Sekaa Gong Tunjung Sekar juga menampilkan garapan berjudul “Somya Samana”. Kemudian ditutup dengan Sandya Gita berjuluk “Urab Sari”. Sandya gita ini menggambarkan spirit
keberagaman dalam kehidupan. Keragaman sebuah kompleksitas yang nyata. Keberagaman seringkali menjadi sebuah batas manusia untuk saling memahami. Seringkali juga kita terjebak dalam upaya “penyeragaman” yang justru memudarkan “keberagaman”.
“Urab Sari” dianalogikan sebagai simbol keberagaman sari-sari kehidupan masyarakat Semarapura yang tercermin lewat seni budaya berpadu “meurab uraban” dalam satu wadah. Lewat lantunan nyanyian dalam sandya gita ini komposer mengajak umat manusia untuk tetap menjaga persatuan dalam keberagaman.
Sementara itu Sekaa Gong Semara Budaya, duta Kota Denpasar yang tampil di panggung sebelah selatan, menyuguhkan Tabuh Telu Pepanggulan “Semara Muni”. Tabuh ini menggambarkan kebahagiaan sejati;
tanpa keinginan, tanpa ikatan, dan melampaui semua rasa. Ungkapan primer ini diekspresikan ke dalam balutan gending “Semara Muni”, yang sarat akan pijakan tradisi dalam sentuhan kekinian dengan pola-pola gegedig, ritme dan kotekan yang sederhana, sehingga mudah dipahami bersama, dan sangat asyik dimainkan serta enak didengar melalui keindahan khas jajar pagehnya.
Sekaa Gong Semara Budaya juga menampilkan Tari Wiranjaya, salah satu tari kekebyaran yang mengekspresikan keperkasaan dan keberanian ksatria Pandawa yakni Nakula dan Sahadewa. Tari ini diciptakan oleh Ketut Merdana dan Putu Sumiasa dari Desa Kedis, Busungbiu, Buleleng pada Tahun 1958.

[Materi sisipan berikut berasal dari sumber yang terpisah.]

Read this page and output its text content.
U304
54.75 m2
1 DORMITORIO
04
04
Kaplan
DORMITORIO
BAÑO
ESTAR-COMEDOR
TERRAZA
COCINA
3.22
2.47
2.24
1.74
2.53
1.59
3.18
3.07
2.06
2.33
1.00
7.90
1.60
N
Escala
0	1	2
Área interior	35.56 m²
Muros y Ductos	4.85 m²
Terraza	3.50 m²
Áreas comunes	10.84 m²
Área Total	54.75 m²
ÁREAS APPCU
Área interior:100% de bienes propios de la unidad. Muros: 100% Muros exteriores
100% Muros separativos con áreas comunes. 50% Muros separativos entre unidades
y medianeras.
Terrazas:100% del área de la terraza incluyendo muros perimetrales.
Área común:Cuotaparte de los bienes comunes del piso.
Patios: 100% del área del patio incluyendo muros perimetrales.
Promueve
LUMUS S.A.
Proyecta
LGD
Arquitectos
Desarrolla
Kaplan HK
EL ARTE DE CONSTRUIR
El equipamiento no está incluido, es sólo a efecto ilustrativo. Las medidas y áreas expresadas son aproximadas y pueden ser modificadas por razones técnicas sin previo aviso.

Terakhir, Sekaa Gong Semara Budaya menyuguhkan Sandya Gita berjudul “Suwak Warak”. Digambarkan bahwa kesejahteraan itu terwujud karena terimplementasinya konsep Tri Hita Karana dengan baik, salah satunya menjaga hubungan harmonis dengan alam. Alam terpelihara, air pun tersedia melimpah. Air sumber kehidupan bagi semua mahluk hidup.
Suwak Warak yang berarti kuatnya sistem tata kelola air yang mampu mengairi sawah di daerah pemukiman Badak Sari. Sehingga menghasilkan panen yang berlimpah dan memberikan kesejahteraan bagi masyarakatnya. (MBP2)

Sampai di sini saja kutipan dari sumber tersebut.